The end goal with Novell though is to actually move users over to Novell’s SUSE Linux Enterprise Server (SLES). Red Hat currently leads the enterprise Linux space with Novell trailing in the second position.
“This is something we’ve been doing on a one-off basis for several years now,” Justin Steinman, director of marketing for open platforms at Novell, told InternetNews.com “We’re formalizing a program around something that we’ve been quietly doing for years now in an attempt to take more share away from Red Hat.”
The program is specifically targeting existing Red Hat Enterprise Linux (RHEL) users as well as CentOS users for migration to Novell. CentOS is a free clone of RHEL. Steinman noted that Novell would provide support for both RHEL and CentOS for up to two years while the user migrates their installation over to SUSE Linux Enterprise.
The idea of Novell managing a Red Hat installation is not an entirely new one for Novell either. As far back as 2003, Novell was offering Red Hat management with its Ximian Red Carpet solution. That product has since evolved into something called Zenworks Linux management and it can be used that to manage your SUSE servers or Red Hat servers.
As part of the migration offer Steinman claimed that Novell would be delivering fixes and updates to Red Hat servers. As well Novell is claiming to guarantee binary compatibility with Red Hat.

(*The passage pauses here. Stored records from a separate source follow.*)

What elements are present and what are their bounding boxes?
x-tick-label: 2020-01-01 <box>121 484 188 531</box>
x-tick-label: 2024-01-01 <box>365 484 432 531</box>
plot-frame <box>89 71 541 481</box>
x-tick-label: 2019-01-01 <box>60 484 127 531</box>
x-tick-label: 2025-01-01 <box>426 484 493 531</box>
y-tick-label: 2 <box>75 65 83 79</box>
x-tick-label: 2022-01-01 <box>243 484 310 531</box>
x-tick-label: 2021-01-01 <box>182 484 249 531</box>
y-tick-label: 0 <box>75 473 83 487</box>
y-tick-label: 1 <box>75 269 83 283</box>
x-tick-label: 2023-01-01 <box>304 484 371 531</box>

A Red Hat spokesperson told InternetNews.com that Red Hat has no comment on the Novell migration offer.
Both Red Hat and SUSE use RPM (originally the Red Hat Package Manager) as their packaging solution which allows for certain degree of compatibility. As well Steinman argued that 70 percent of SUSE Enterprise Linux is the same as RHEL.
“Overall we find that it’s not difficult to migrate but it does take time,” Steinman argued. “There is the application porting and coding and then also there is some minor training that need to get done. While the two distributions are 70 percent the same there is still a 30 percent difference.”